Scozia-Italia, una sconfitta senza “se” e con qualche “ma”

Uno schiaffone tanto duro quanto meritato, ma il ko di Edimburgo non è come le altre sconfitte a cui siamo abituati. Ecco perché

ph. Sebastiano Pessina

Sgombriamo subito il campo da ogni equivoco: il ko di Edimburgo è stato netto, inequivocabile. Il divario numerico del risultato finale (34 a 10 per i padroni di casa)  ci sta tutto. Come recita il titolo di questo articolo è una sconfitta senza “se”.
Quali i “ma” allora? Sono sostanzialmente due e sono importanti, perché rendono questa caduta in qualche modo diversa dalle tante simili a cui eravamo/siamo (purtroppo) abituati.
1) L’Italia spesso ha perso senza dare l’impressione di poter fare molto di più di quanto concretizzato in campo. Eravamo abituati a tirare una linea, scavare una trincea cercando di far sì che fosse la più profonda possibile e poco altro. Quando avevamo la palla in mano non sapevamo che farne. Bravi a difendere, a placcare, a stare in mischia, ma poi? Se c’era qualche invenzione personale bene, altrimenti… Le poche vittorie ottenute erano tutte riassumibili nell’assunto “io devo fare una partita perfetta e loro devono sbagliare tutto”.
Oggi non è più così. L’Italia è una squadra che gioca a rugby. Che difende e che attacca, che quando ha il possesso del pallone ha in testa una o più idee, ha un gameplan. Poi queste cose possono riuscire o meno, il piano di gioco può essere più o meno efficace, ma questo è un altro discorso. Gli azzurri in Scozia hanno perso perché hanno trovato davanti a loro una squadra meglio organizzata, che ha “semplicemente” giocato meglio. Nello sport capita. Però l’Italia a Edimburgo a giocare (sottolineamo: a giocare) ci ha provato. La vittoria dell’Olimpico sulla Francia, abbiamo detto in tanti, non è come le altre vittorie, il ko di sabato per quanto netto non è come le altre sconfitte. Dietro rimane comunque lo scheletro di una squadra vera.

 

2) Il secondo “se” riguarda l’approccio mentale alla partita. Non siamo stati “cattivi” al punto giusto, non come gli scozzesi, ma nessuno può dire che gli azzurri siano scesi in campo scarichi o ancora ebbri del trionfo sulla Francia.

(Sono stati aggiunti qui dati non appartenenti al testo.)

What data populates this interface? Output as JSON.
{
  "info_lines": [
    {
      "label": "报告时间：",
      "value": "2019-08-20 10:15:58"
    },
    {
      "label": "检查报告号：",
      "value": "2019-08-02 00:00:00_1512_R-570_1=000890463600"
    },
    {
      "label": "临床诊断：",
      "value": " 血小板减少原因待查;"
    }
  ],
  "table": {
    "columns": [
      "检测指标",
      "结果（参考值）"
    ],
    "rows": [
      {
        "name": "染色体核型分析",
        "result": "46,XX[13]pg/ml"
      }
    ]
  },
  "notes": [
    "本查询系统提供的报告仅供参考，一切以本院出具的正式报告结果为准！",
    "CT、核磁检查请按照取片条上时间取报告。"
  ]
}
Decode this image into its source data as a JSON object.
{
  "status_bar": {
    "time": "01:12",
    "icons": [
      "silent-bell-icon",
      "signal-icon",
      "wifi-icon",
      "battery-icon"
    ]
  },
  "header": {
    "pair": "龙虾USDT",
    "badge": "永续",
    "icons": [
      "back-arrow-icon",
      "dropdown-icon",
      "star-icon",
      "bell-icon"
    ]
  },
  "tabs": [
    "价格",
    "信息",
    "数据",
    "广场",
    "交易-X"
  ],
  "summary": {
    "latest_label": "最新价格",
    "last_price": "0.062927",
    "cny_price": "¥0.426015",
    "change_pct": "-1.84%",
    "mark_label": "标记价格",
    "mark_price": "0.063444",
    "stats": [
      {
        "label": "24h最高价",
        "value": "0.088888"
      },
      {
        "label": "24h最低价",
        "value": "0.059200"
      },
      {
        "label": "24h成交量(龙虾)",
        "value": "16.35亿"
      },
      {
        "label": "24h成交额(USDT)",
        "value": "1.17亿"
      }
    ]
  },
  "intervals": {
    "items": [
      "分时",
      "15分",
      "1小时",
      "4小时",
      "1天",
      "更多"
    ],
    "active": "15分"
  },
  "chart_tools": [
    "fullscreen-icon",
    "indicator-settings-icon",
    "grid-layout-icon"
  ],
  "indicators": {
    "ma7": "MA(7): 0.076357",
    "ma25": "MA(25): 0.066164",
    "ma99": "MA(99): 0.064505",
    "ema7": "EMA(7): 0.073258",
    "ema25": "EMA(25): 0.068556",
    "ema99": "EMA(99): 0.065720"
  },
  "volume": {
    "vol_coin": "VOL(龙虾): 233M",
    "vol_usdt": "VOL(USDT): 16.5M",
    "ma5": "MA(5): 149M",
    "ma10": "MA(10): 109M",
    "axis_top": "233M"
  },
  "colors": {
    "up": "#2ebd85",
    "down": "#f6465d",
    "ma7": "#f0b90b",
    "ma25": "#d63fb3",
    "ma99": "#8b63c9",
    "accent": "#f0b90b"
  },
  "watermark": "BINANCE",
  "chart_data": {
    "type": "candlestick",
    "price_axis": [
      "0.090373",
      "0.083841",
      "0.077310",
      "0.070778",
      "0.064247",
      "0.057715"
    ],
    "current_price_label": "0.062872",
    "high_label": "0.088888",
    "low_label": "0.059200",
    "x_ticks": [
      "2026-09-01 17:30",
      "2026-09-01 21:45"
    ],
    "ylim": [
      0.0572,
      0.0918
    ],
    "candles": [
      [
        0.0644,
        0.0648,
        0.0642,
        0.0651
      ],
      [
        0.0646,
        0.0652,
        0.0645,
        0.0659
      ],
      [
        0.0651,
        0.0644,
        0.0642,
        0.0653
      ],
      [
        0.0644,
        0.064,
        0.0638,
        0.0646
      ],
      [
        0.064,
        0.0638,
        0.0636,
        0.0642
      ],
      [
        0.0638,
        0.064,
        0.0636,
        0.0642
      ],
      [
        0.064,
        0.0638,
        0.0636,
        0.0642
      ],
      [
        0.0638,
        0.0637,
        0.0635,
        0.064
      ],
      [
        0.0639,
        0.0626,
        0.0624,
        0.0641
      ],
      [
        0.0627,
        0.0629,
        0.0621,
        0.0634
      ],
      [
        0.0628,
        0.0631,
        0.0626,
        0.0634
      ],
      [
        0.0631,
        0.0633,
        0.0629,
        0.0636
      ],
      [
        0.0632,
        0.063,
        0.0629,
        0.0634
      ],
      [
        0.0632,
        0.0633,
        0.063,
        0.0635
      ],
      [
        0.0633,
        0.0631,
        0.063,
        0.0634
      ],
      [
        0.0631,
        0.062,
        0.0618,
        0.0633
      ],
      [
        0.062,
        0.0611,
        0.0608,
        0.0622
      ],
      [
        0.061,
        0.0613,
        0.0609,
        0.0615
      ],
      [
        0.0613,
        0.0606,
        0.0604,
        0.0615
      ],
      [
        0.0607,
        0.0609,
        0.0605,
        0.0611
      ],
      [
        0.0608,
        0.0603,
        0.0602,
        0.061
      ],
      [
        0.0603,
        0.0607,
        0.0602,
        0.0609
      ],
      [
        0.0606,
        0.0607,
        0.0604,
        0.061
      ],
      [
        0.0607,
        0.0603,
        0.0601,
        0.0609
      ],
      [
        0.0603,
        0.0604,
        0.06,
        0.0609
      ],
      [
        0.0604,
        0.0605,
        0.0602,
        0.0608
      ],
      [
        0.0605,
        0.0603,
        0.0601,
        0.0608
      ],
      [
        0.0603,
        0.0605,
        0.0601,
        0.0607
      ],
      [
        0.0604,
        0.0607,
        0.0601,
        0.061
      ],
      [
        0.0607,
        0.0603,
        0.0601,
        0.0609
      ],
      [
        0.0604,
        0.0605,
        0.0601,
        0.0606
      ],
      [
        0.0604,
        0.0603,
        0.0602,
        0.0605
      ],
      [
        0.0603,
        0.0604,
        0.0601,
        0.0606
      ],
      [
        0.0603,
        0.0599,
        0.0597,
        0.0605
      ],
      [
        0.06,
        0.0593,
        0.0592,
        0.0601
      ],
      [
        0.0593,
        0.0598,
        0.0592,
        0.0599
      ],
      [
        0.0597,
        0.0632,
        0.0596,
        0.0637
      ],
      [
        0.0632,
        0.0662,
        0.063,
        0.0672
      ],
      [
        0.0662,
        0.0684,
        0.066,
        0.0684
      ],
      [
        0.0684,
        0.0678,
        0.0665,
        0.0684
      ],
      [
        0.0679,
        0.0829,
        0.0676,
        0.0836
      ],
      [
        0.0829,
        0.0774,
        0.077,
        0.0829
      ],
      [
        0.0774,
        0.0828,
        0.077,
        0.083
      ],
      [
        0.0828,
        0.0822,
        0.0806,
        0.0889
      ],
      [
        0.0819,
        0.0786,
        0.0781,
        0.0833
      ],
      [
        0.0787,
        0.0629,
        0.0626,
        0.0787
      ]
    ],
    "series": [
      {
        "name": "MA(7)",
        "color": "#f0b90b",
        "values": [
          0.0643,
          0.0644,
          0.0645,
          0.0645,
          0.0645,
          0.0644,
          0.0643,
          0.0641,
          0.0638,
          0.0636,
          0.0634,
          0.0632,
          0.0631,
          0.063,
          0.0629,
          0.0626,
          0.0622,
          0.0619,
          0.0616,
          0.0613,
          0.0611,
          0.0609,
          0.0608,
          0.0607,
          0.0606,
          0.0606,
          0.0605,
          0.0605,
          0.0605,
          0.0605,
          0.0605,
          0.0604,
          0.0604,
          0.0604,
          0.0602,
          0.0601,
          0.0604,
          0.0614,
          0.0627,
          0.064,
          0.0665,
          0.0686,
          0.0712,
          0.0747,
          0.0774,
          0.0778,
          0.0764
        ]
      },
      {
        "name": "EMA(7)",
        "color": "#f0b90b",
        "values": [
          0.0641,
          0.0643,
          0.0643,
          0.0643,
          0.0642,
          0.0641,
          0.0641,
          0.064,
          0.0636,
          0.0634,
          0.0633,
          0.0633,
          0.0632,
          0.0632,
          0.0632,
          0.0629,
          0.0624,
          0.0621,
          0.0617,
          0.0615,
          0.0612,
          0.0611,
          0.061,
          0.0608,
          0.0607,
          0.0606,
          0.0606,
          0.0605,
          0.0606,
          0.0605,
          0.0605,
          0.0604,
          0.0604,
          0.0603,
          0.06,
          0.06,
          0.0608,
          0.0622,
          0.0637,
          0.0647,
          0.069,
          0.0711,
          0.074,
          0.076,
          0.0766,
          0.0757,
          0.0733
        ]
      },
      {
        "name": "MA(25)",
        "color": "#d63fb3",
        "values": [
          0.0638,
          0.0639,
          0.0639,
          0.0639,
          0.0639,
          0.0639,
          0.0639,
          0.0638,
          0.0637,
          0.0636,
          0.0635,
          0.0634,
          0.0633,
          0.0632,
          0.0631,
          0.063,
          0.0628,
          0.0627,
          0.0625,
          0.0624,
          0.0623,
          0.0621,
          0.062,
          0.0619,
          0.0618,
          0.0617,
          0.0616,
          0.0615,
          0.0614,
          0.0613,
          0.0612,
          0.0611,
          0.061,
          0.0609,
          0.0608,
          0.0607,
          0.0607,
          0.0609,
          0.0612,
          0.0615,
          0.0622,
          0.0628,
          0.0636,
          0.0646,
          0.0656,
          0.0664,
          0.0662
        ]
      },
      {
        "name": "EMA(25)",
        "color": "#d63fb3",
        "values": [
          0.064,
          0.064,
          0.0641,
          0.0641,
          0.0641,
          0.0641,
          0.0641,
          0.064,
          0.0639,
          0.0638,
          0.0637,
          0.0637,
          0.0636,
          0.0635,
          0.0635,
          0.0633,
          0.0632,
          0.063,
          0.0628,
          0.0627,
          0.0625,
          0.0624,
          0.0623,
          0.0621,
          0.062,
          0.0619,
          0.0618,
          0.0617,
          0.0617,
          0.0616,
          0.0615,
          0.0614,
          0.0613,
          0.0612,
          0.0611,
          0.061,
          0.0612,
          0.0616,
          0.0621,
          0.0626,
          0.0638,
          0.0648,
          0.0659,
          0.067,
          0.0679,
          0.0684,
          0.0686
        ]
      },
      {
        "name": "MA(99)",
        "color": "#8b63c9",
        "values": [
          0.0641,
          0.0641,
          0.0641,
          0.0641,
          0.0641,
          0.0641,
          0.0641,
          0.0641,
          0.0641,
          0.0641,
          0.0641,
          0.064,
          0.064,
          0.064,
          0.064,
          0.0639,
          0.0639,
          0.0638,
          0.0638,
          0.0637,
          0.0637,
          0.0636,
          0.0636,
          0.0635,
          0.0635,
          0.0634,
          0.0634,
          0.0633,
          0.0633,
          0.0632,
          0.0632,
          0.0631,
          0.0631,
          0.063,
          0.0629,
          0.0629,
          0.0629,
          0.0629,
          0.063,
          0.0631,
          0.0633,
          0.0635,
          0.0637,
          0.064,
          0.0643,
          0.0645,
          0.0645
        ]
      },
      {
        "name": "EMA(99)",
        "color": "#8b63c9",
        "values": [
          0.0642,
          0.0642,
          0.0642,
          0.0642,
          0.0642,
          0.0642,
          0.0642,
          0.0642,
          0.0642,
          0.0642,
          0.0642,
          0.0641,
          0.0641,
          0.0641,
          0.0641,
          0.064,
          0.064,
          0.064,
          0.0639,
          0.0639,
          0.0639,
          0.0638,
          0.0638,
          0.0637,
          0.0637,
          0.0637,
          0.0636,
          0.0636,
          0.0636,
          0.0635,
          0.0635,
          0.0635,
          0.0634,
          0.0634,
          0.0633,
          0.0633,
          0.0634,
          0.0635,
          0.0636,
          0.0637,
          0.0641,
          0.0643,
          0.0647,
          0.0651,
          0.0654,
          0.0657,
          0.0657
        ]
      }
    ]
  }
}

Due anni fa dopo la vittoria sui galletti del Flaminio andammo a Edimburgo e finì 21 a 8, ma quella era una squadra che staccò la spina dopo nemmeno mezz’ora di gioco, svuotata e sazia del trionfo di una settimana prima. Sabato l’Italia ha sempre provato a costruire. Certo i risultati non sono arrivati e alla fine le partite le vinci con quelli, ma l’impressione che ha lasciato la Banda Brunel è che il Galles tra due sabati dovrà faticare parecchio.